Field-sensitive points-to (see [Advanced analysis](advanced-analysis.md))
handles the "lock on a sub-field" case but is not a general escape
analysis.
- Function pointers and callback dispatch. An indirect call through
`void (*fn)(char *)` resolves to no callee, so cross-pointer flows are
invisible.
- Array-element taint by index. Writes to `buf[i]` do not always propagate
taint to `buf` as a whole; subscript-handling helps the general case but
doesn't make `buf` an alias for every element.
- Nested classes beyond one level (C++ only).
#### C: 100% P / 100% R / 100% F1 *(30-case corpus)*
- **Rule depth**: 3 source families, **2** sanitizer families (the
`sanitize_*` prefix and numeric-parse functions), 5 sink matchers spanning
Shell, File, SSRF, and Format-String.
- **Known gaps**: no framework rules, no gated sinks. The structural
limitations listed above are the dominant concern; rule additions alone
will not lift this language out of the Preview tier.

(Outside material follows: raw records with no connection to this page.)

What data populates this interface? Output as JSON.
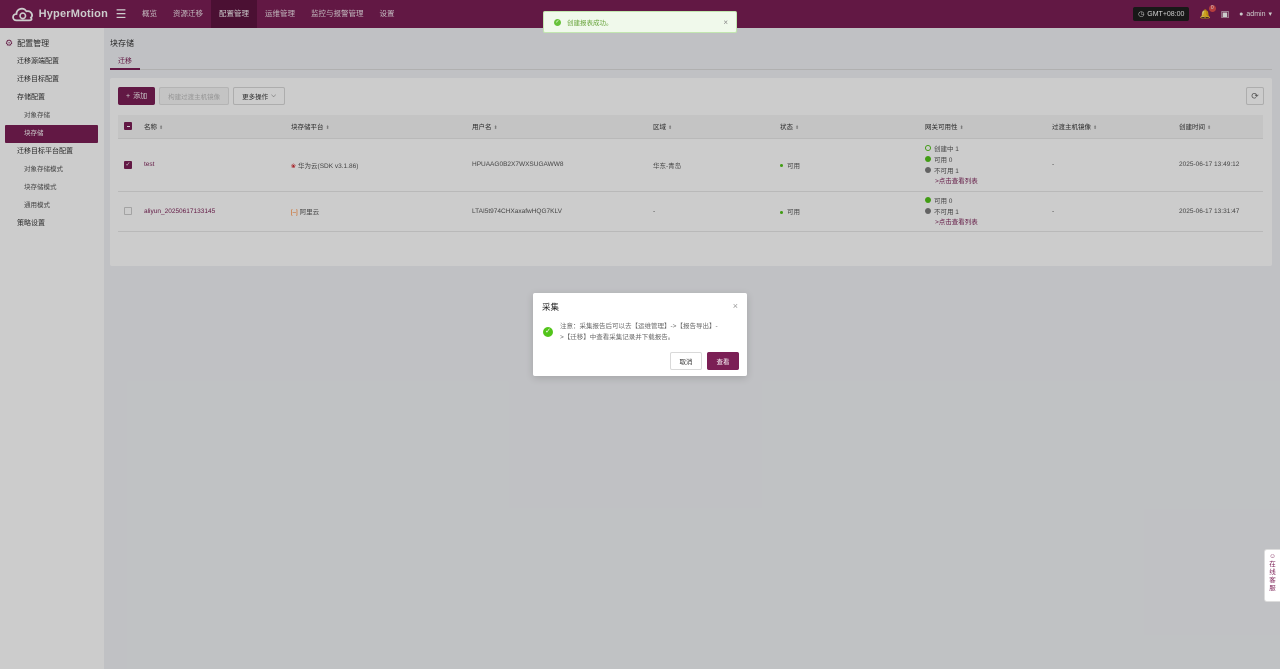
{
  "app": {
    "name": "HyperMotion"
  },
  "nav": [
    {
      "label": "概览"
    },
    {
      "label": "资源迁移"
    },
    {
      "label": "配置管理"
    },
    {
      "label": "运维管理"
    },
    {
      "label": "监控与报警管理"
    },
    {
      "label": "设置"
    }
  ],
  "topbar": {
    "timezone": "GMT+08:00",
    "bell_count": "0",
    "user": "admin"
  },
  "sidebar": {
    "header": "配置管理",
    "items": [
      {
        "label": "迁移源端配置"
      },
      {
        "label": "迁移目标配置"
      },
      {
        "label": "存储配置"
      },
      {
        "label": "对象存储"
      },
      {
        "label": "块存储"
      },
      {
        "label": "迁移目标平台配置"
      },
      {
        "label": "对象存储模式"
      },
      {
        "label": "块存储模式"
      },
      {
        "label": "通用模式"
      },
      {
        "label": "策略设置"
      }
    ]
  },
  "page": {
    "title": "块存储",
    "tab": "迁移"
  },
  "toolbar": {
    "add": "添加",
    "build_image": "构建过渡主机镜像",
    "more": "更多操作"
  },
  "table": {
    "headers": [
      "名称",
      "块存储平台",
      "用户名",
      "区域",
      "状态",
      "网关可用性",
      "过渡主机镜像",
      "创建时间"
    ],
    "rows": [
      {
        "name": "test",
        "platform": "华为云(SDK v3.1.86)",
        "username": "HPUAAG0B2X7WXSUGAWW8",
        "region": "华东-青岛",
        "status": "可用",
        "gateway": [
          "创建中 1",
          "可用 0",
          "不可用 1"
        ],
        "gateway_link": ">点击查看列表",
        "image": "-",
        "created": "2025-06-17 13:49:12"
      },
      {
        "name": "aliyun_20250617133145",
        "platform": "阿里云",
        "username": "LTAI5t974CHXaxafwHQG7KLV",
        "region": "-",
        "status": "可用",
        "gateway": [
          "可用 0",
          "不可用 1"
        ],
        "gateway_link": ">点击查看列表",
        "image": "-",
        "created": "2025-06-17 13:31:47"
      }
    ]
  },
  "toast": {
    "message": "创建报表成功。"
  },
  "dialog": {
    "title": "采集",
    "body": "注意：采集报告后可以去【运维管理】->【报告导出】->【迁移】中查看采集记录并下载报告。",
    "cancel": "取消",
    "confirm": "查看"
  },
  "float_service": {
    "label": "在线客服"
  },
  "colors": {
    "brand": "#7b1f55",
    "success": "#52c41a"
  }
}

#### C++: 100% P / 100% R / 100% F1 *(33-case corpus, plus 6 new fixtures for STL / builder / inline-method flows)*
- **Rule depth**: Builds on the C ruleset with `std::cin` / `std::getline`
sources and a wider numeric-sanitizer set covering the full `std::sto*`
family (3 sources, 3 sanitizer families, 5 sinks).

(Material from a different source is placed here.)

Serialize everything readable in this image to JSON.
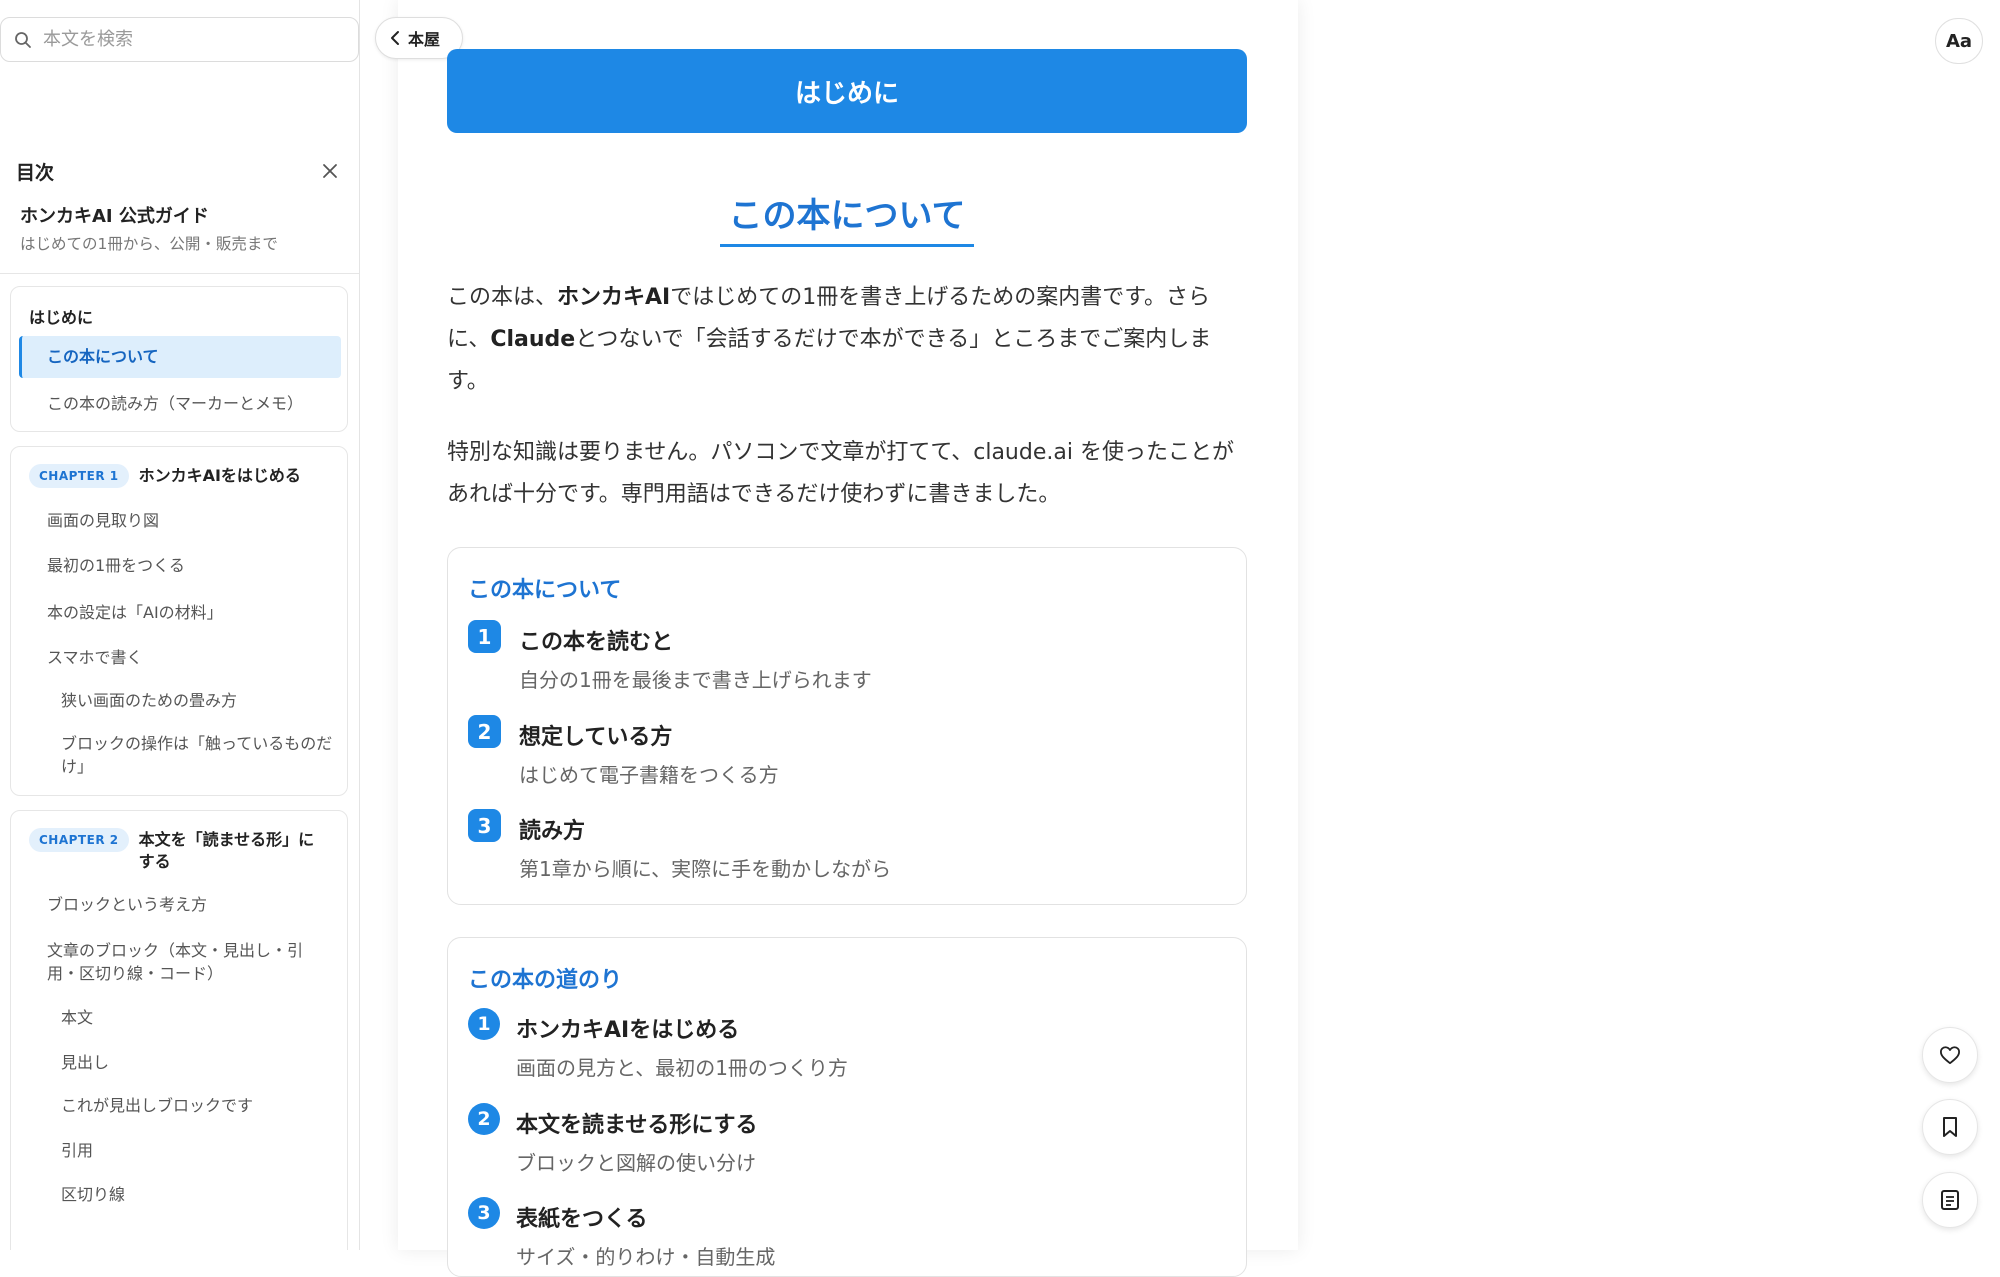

- **Known gaps**: still no framework rules and no gated sinks. The
structural blind spots are now narrower than they were a release ago
(see "What now works" above), but function pointers and the harder
pointer-aliasing patterns still produce false negatives.
---
## How the tiers were assigned
Because rule-level F1 has saturated for nine of ten languages, the tier
boundaries are drawn primarily on **rule depth** and **engine coverage of
real-world idioms** rather than on benchmark scores alone.
A language lands in **Stable** when all three hold:
- Rule set covers ≥ 8 vulnerability classes with both source and sink
matchers, and at least one class has argument-role-aware **gated-sink**
modeling (e.g. `setAttribute("href", url)` only flags href-like attrs).

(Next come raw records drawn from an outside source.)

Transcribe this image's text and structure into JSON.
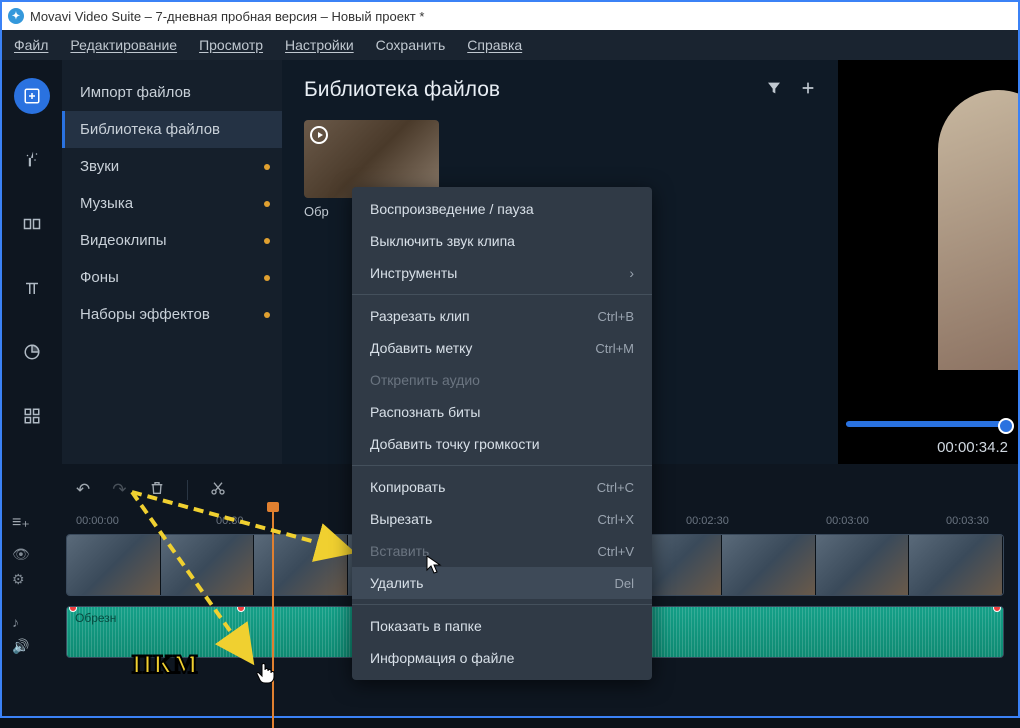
{
  "titlebar": {
    "text": "Movavi Video Suite – 7-дневная пробная версия – Новый проект *"
  },
  "menubar": {
    "file": "Файл",
    "edit": "Редактирование",
    "view": "Просмотр",
    "settings": "Настройки",
    "save": "Сохранить",
    "help": "Справка"
  },
  "sidepanel": {
    "import": "Импорт файлов",
    "library": "Библиотека файлов",
    "sounds": "Звуки",
    "music": "Музыка",
    "videoclips": "Видеоклипы",
    "backgrounds": "Фоны",
    "effects": "Наборы эффектов"
  },
  "library": {
    "title": "Библиотека файлов",
    "thumb_label": "Обр"
  },
  "preview": {
    "time": "00:00:34.2"
  },
  "ruler": {
    "t0": "00:00:00",
    "t1": "00:30",
    "t6": "00:02:30",
    "t7": "00:03:00",
    "t8": "00:03:30"
  },
  "audio_track": {
    "label": "Обрезн"
  },
  "context_menu": {
    "play_pause": "Воспроизведение / пауза",
    "mute_clip": "Выключить звук клипа",
    "tools": "Инструменты",
    "split": "Разрезать клип",
    "split_key": "Ctrl+B",
    "marker": "Добавить метку",
    "marker_key": "Ctrl+M",
    "detach_audio": "Открепить аудио",
    "beats": "Распознать биты",
    "volume_point": "Добавить точку громкости",
    "copy": "Копировать",
    "copy_key": "Ctrl+C",
    "cut": "Вырезать",
    "cut_key": "Ctrl+X",
    "paste": "Вставить",
    "paste_key": "Ctrl+V",
    "delete": "Удалить",
    "delete_key": "Del",
    "show_folder": "Показать в папке",
    "file_info": "Информация о файле"
  },
  "annotation": {
    "pkm": "ПКМ"
  }
}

- Benchmark F1 ≥ 95% on a corpus of ≥ 25 cases.
- Advanced analysis (SSA lowering, context-sensitivity, symbolic execution,
abstract interpretation) is exercised by fixtures for the language.
A language lands in **Beta** when benchmark F1 is in the mid-90s or higher
on a meaningful corpus but at least one Stable criterion fails. Typical
gaps: absence of gated sinks, or sanitizer rule depth narrow enough that
the engine compensates structurally rather than via the ruleset.
A language lands in **Preview** when the engine has documented structural
blind spots for constructs that are pervasive in typical codebases for that
language. For C and C++ that means deep pointer aliasing, function
pointers, and array-element taint; STL container flow and builder chains
have moved out of the blind-spot list. Synthetic-corpus F1 is not a
reliable signal for Preview-tier languages: a clean report can coexist
with structural gaps.
(No language currently sits in the **Experimental** tier; it is reserved
for future additions whose corpus has not yet stabilised.)
---
## What this means for you
- **CI gates**: safe to set strict `--fail-on HIGH` gates on Stable-tier
languages. On Beta-tier, expect occasional FP triage on production code
(the synthetic corpus does not cover every framework idiom); the
weak-spot lists above tell you what to skim for. On Preview-tier, treat
Nyx findings as a starting point for manual review rather than
authoritative. STL container flow and builder chains are tracked now,
but deep pointer aliasing and function pointers are not, so a clean
report does not tell you what the engine could not see.
- **Rule contributions**: the shortest path to raising a language's tier is
contributing sink matchers and gated-sink registrations. Label files live
at `src/labels/<lang>.rs`; benchmark cases live at
`tests/benchmark/corpus/<lang>/`.
- **Scope planning**: if your primary stack is C or C++, Nyx will surface
real findings on obvious unsafe-API uses, but budget for review time and
combine Nyx with `clang-tidy` or the Clang Static Analyzer. Rust is now
Beta-tier and suitable as a CI gate; pair with `cargo-audit` for
dependency CVEs.
The benchmark thresholds in `tests/benchmark_test.rs` are deliberately set
~5 pp below current baselines so any drop in a language's F1 fails CI. Tier
promotions require sustained benchmark performance, not just rule additions.